The instinct's in both of them, truth be told. The instinct to fight and claw their way toward survival at all costs. At all costs. The couch shifts slightly with his weight settled into it beside her, followed by the soft scrape of the bottle's cap being unscrewed. Then liquid decanted into one glass, and the other. He pushes hers across before reaching for the payment offered. The cash, first, scissored between two inked fingers, it's turned over and examined briefly. Dark eyes flick from it, to her blues, then back again. And then he starts counting it out with the crisp, businesslike efficiency of someone who's done this plenty of times before. Which, as she'd know from their time undercover, he has.
"You didn't have to do this," he murmurs, setting the money aside, and holding up the baggie for a moment, jaw hard.
Vic watches him count out the money, looking utterly amused. For something she didn't have to do he still made sure it was all there. The glass of tequila is plucked up and sniffed a moment, as if she hopes she could suss out poison or drugs in it if her nose was that sharp. Considering all the coke she's done, they both know it isn't. She takes a drink of it anyway. She's more of a whiskey drinker, but anything with alcohol will do in a pinch.
At his words she snorts. "I'm not big on accepting charity. And you didn't have to clean me up and call that guy out here to fix me either. I can't imagine you'd do that out of the kindness of your heart for someone like me, Javier, so let's just call it even." Her own eyes glint a bit when they land on the baggie. She is still hooked, clearly.
Oddly enough, he doesn't argue it. The charity; her refusal to accept it. Probably because he'd do the same, in her shoes. Another glance as he opens up the baggie, dabs at it with a fingertip and wets it with his tongue.
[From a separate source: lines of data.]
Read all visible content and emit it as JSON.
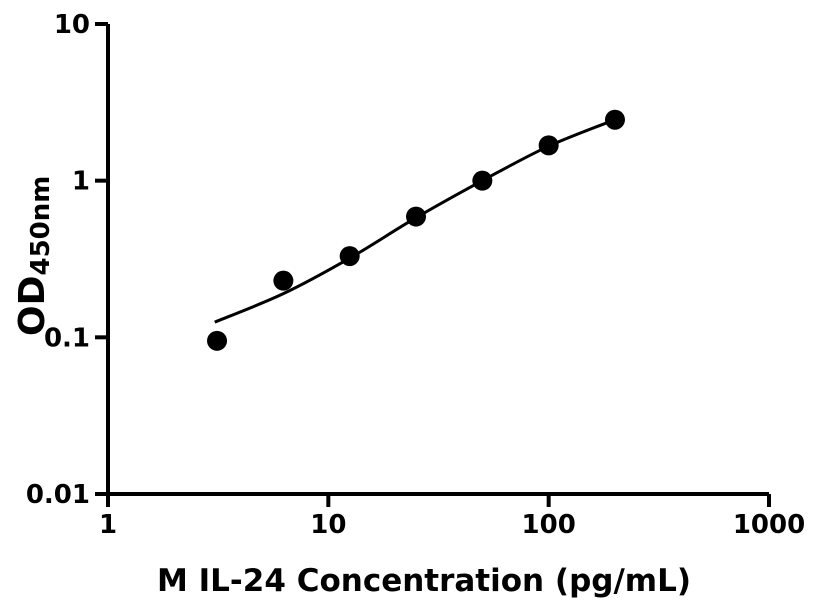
{
  "chart_data": {
    "type": "scatter",
    "title": "",
    "xlabel": "M IL-24 Concentration (pg/mL)",
    "ylabel_main": "OD",
    "ylabel_sub": "450nm",
    "x_scale": "log",
    "y_scale": "log",
    "xlim": [
      1,
      1000
    ],
    "ylim": [
      0.01,
      10
    ],
    "x_ticks": [
      1,
      10,
      100,
      1000
    ],
    "x_tick_labels": [
      "1",
      "10",
      "100",
      "1000"
    ],
    "y_ticks": [
      0.01,
      0.1,
      1,
      10
    ],
    "y_tick_labels": [
      "0.01",
      "0.1",
      "1",
      "10"
    ],
    "grid": false,
    "legend": "none",
    "marker_shape": "circle",
    "marker_radius": 10,
    "marker_color": "#000000",
    "line_color": "#000000",
    "axis_color": "#000000",
    "background_color": "#ffffff",
    "points": [
      {
        "concentration": 3.125,
        "od": 0.095
      },
      {
        "concentration": 6.25,
        "od": 0.23
      },
      {
        "concentration": 12.5,
        "od": 0.33
      },
      {
        "concentration": 25,
        "od": 0.59
      },
      {
        "concentration": 50,
        "od": 1.0
      },
      {
        "concentration": 100,
        "od": 1.68
      },
      {
        "concentration": 200,
        "od": 2.45
      }
    ],
    "fit_curve": [
      [
        3.05,
        0.125
      ],
      [
        6.25,
        0.19
      ],
      [
        12.5,
        0.32
      ],
      [
        25,
        0.58
      ],
      [
        50,
        1.0
      ],
      [
        100,
        1.66
      ],
      [
        200,
        2.45
      ]
    ]
  }
}
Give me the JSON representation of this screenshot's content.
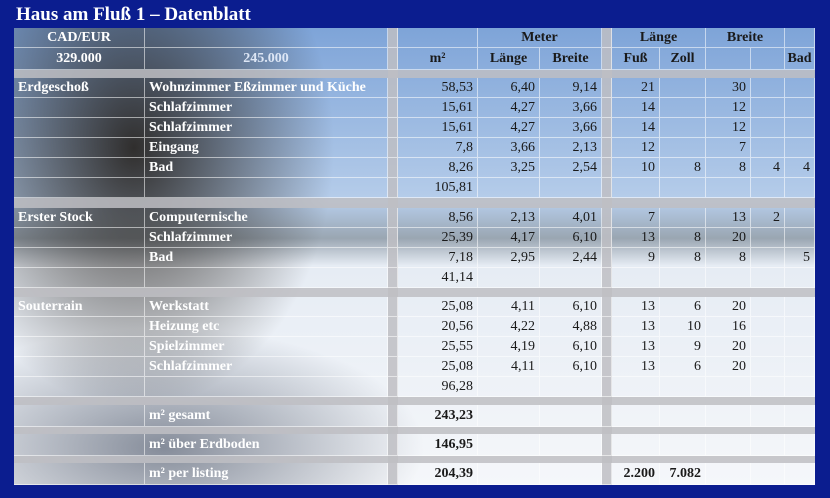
{
  "title": "Haus am Fluß 1 – Datenblatt",
  "rows": [
    [
      "CAD/EUR",
      null,
      null,
      null,
      "Meter",
      null,
      null,
      "Länge",
      null,
      "Breite",
      null,
      null
    ],
    [
      "329.000",
      "245.000",
      null,
      "m²",
      "Länge",
      "Breite",
      null,
      "Fuß",
      "Zoll",
      null,
      null,
      "Bad"
    ],
    [
      "Erdgeschoß",
      "Wohnzimmer Eßzimmer und Küche",
      null,
      "58,53",
      "6,40",
      "9,14",
      null,
      "21",
      null,
      "30",
      null,
      null
    ],
    [
      null,
      "Schlafzimmer",
      null,
      "15,61",
      "4,27",
      "3,66",
      null,
      "14",
      null,
      "12",
      null,
      null
    ],
    [
      null,
      "Schlafzimmer",
      null,
      "15,61",
      "4,27",
      "3,66",
      null,
      "14",
      null,
      "12",
      null,
      null
    ],
    [
      null,
      "Eingang",
      null,
      "7,8",
      "3,66",
      "2,13",
      null,
      "12",
      null,
      "7",
      null,
      null
    ],
    [
      null,
      "Bad",
      null,
      "8,26",
      "3,25",
      "2,54",
      null,
      "10",
      "8",
      "8",
      "4",
      "4"
    ],
    [
      null,
      null,
      null,
      "105,81",
      null,
      null,
      null,
      null,
      null,
      null,
      null,
      null
    ],
    [
      "Erster Stock",
      "Computernische",
      null,
      "8,56",
      "2,13",
      "4,01",
      null,
      "7",
      null,
      "13",
      "2",
      null
    ],
    [
      null,
      "Schlafzimmer",
      null,
      "25,39",
      "4,17",
      "6,10",
      null,
      "13",
      "8",
      "20",
      null,
      null
    ],
    [
      null,
      "Bad",
      null,
      "7,18",
      "2,95",
      "2,44",
      null,
      "9",
      "8",
      "8",
      null,
      "5"
    ],
    [
      null,
      null,
      null,
      "41,14",
      null,
      null,
      null,
      null,
      null,
      null,
      null,
      null
    ],
    [
      "Souterrain",
      "Werkstatt",
      null,
      "25,08",
      "4,11",
      "6,10",
      null,
      "13",
      "6",
      "20",
      null,
      null
    ],
    [
      null,
      "Heizung etc",
      null,
      "20,56",
      "4,22",
      "4,88",
      null,
      "13",
      "10",
      "16",
      null,
      null
    ],
    [
      null,
      "Spielzimmer",
      null,
      "25,55",
      "4,19",
      "6,10",
      null,
      "13",
      "9",
      "20",
      null,
      null
    ],
    [
      null,
      "Schlafzimmer",
      null,
      "25,08",
      "4,11",
      "6,10",
      null,
      "13",
      "6",
      "20",
      null,
      null
    ],
    [
      null,
      null,
      null,
      "96,28",
      null,
      null,
      null,
      null,
      null,
      null,
      null,
      null
    ],
    [
      null,
      "m² gesamt",
      null,
      "243,23",
      null,
      null,
      null,
      null,
      null,
      null,
      null,
      null
    ],
    [
      null,
      "m² über Erdboden",
      null,
      "146,95",
      null,
      null,
      null,
      null,
      null,
      null,
      null,
      null
    ],
    [
      null,
      "m² per listing",
      null,
      "204,39",
      null,
      null,
      null,
      "2.200",
      "7.082",
      null,
      null,
      null
    ]
  ]
}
He's done enough blow to know the quality of the stuff by taste alone, and if she's trying to pawn her bottom shelf garbage off on him.. "You can believe what you want to believe," he murmurs, zipping the thing back up and shoving it into a pocket of his jacket.
Then a breath taken, and blown out his nose steadily. "Thanks," seems sincere enough, and is even accompanied by a beat or two of eye contact. Enough to make it clear that they are, in fact, even. Nothing owed, no loose ends. "Now get the fuck out of my house. I've got shit to do." Well, they might be in decent enough standing, but that doesn't make them friends, apparently.
It's the good stuff indeed. The dismissal doesn't seem to surprise Vic; in fact it seems to amuse her. She downs the last of her tequila and sets the glass down. "Right, we're square then, for now." She heads out the door, without a look back, and the sound of her truck rumbling to life and fading in the distance is the last he hears from her tonight.